Üniversitede İngilizce'yi tamamen öğrendim ve o dönem Erasmus ile gelen İspanyol kız arkadaşım sayesinde orta düzeye kadar İspanyolca öğrenmiştim. 30 yaşına girmeden önce bunların yanına 3. bir yabancı dil eklemeye karar verdim. Çocukluğumdan çok sayıda Fransız arkadaşım olduğu için Fransızca öğrenmeye karar verdim, hem İngilizce hem aynı dil ailesinden İspanyolca bilmem sayesinde çok kolay adapte oldum. Hiç üşenmedim, arkadaşlarımın dalga geçmesine rağmen 30 yaşında dil okuluna gittim birebir ders almak için. O dönemde her ay Fransa'ya gidiyordum 4-5 günlüğüne, bunun da gelişimimde faydası büyük oldu. Sonuç olarak bunu iş için bir avantaja çevirme umuduyla Fransız şirketleriyle de iletişime geçtim, Paris'teki iç dekorasyon yapan bir mimarlık şirketiyle de öğrenmeye başlamamdan 6 ay sonra Fransızca iş mülakatı geçerek anlaştım.
3 ay önce Paris'teki o şirketle 3. sözleşme yenilemesini yapmadık, başka bir şirketle anlaştım yıllık sözleşmeyle.

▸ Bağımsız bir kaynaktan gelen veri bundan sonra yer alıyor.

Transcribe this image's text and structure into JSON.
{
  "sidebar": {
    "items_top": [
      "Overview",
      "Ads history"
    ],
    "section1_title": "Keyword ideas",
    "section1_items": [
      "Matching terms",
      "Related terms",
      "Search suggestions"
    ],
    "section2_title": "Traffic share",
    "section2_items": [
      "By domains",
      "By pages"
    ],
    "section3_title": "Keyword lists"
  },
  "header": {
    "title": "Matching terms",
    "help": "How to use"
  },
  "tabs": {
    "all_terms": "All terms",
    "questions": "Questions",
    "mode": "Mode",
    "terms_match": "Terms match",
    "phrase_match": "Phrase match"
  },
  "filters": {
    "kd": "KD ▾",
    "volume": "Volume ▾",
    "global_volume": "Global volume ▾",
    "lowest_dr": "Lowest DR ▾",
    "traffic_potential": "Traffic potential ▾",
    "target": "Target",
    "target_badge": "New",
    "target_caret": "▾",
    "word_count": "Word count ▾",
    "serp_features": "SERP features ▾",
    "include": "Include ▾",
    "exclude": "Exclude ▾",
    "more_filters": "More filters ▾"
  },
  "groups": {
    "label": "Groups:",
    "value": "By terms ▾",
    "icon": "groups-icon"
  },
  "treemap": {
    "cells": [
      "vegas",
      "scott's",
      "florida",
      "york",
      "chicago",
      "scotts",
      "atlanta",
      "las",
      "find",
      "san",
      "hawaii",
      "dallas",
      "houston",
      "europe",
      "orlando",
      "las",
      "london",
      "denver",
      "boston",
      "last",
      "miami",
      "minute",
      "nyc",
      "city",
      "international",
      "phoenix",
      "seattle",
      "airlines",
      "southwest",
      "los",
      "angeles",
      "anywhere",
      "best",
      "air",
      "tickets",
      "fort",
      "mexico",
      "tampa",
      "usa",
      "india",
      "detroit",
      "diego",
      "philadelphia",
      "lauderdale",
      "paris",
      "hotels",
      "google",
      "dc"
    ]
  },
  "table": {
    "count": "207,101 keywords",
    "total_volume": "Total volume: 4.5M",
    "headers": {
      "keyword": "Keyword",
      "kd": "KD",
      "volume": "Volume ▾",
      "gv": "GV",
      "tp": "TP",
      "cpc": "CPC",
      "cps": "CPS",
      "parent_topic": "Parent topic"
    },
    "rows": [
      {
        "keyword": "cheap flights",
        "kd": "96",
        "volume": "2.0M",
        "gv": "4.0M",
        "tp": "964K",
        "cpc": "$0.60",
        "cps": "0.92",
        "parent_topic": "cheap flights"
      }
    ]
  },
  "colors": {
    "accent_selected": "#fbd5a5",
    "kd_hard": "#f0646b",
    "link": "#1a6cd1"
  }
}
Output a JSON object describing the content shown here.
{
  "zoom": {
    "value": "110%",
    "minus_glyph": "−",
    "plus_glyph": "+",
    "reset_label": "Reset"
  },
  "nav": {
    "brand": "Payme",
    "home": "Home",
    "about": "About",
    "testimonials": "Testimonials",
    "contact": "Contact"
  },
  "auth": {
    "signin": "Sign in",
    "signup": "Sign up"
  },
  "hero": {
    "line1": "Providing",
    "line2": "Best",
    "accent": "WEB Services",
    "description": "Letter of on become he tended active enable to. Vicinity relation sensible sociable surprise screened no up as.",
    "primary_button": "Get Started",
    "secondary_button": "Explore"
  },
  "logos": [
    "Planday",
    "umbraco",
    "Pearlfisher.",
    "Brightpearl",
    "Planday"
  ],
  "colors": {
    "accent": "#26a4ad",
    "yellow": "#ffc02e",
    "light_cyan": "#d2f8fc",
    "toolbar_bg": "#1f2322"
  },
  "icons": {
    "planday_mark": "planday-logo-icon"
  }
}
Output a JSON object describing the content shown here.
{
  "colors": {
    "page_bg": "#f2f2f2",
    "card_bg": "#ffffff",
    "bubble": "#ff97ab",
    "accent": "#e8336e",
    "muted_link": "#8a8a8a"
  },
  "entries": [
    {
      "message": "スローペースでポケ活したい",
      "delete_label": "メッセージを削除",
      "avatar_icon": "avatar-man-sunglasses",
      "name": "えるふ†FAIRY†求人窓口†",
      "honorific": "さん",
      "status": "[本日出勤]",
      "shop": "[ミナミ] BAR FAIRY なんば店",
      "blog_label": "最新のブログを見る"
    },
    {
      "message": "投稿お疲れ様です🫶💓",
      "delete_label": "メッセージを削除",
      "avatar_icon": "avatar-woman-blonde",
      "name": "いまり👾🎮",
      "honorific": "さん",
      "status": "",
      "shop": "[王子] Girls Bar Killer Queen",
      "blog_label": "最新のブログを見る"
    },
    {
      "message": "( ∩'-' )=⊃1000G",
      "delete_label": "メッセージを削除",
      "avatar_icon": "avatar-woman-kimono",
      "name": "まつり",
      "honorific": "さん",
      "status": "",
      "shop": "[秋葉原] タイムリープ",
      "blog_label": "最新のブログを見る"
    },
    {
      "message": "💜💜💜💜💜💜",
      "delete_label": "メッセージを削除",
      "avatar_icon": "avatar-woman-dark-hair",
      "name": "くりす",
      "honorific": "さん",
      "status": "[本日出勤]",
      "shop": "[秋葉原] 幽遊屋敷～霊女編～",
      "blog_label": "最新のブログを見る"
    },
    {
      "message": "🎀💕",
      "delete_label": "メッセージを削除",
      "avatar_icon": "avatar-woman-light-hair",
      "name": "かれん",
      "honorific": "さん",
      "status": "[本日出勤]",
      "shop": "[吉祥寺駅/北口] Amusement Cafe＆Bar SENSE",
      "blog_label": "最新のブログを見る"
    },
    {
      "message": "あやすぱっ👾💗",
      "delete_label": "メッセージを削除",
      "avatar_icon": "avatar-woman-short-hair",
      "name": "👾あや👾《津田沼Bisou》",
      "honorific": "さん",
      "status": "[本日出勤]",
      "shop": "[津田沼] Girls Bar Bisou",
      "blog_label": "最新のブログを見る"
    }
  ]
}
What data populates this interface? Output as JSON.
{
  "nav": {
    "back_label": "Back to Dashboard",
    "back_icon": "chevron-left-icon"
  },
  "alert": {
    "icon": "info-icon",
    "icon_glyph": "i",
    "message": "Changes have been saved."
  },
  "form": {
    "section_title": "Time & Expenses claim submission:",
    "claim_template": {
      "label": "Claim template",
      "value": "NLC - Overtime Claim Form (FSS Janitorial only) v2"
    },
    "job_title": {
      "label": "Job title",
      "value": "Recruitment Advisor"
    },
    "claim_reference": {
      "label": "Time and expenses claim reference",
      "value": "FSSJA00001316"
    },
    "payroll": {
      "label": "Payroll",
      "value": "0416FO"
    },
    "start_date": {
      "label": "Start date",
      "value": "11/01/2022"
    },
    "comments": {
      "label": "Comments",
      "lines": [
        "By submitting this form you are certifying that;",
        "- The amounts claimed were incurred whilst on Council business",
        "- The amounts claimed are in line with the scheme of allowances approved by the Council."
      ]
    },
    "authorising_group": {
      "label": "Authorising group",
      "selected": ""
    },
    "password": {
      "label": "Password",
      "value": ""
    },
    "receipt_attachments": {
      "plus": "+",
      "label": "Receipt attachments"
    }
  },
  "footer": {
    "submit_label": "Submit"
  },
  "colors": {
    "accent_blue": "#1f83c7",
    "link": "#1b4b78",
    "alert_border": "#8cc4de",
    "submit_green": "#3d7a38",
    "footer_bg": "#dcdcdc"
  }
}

Bir hata yapıp yine beni buraya bağlayan bir neden yaratmazsam (önceden Fransızca öğretmenimle çıkarak İngiltere'ye gitmemi 2 yıl erteledim) gelecek yaz İngiltere Molesey'e yerleşiyorum artık. Hiç istemesem de belli saatlerde çalışıp hayatımı düzene sokmam gerekecek bir işe geçme vaktim geldi sanırım.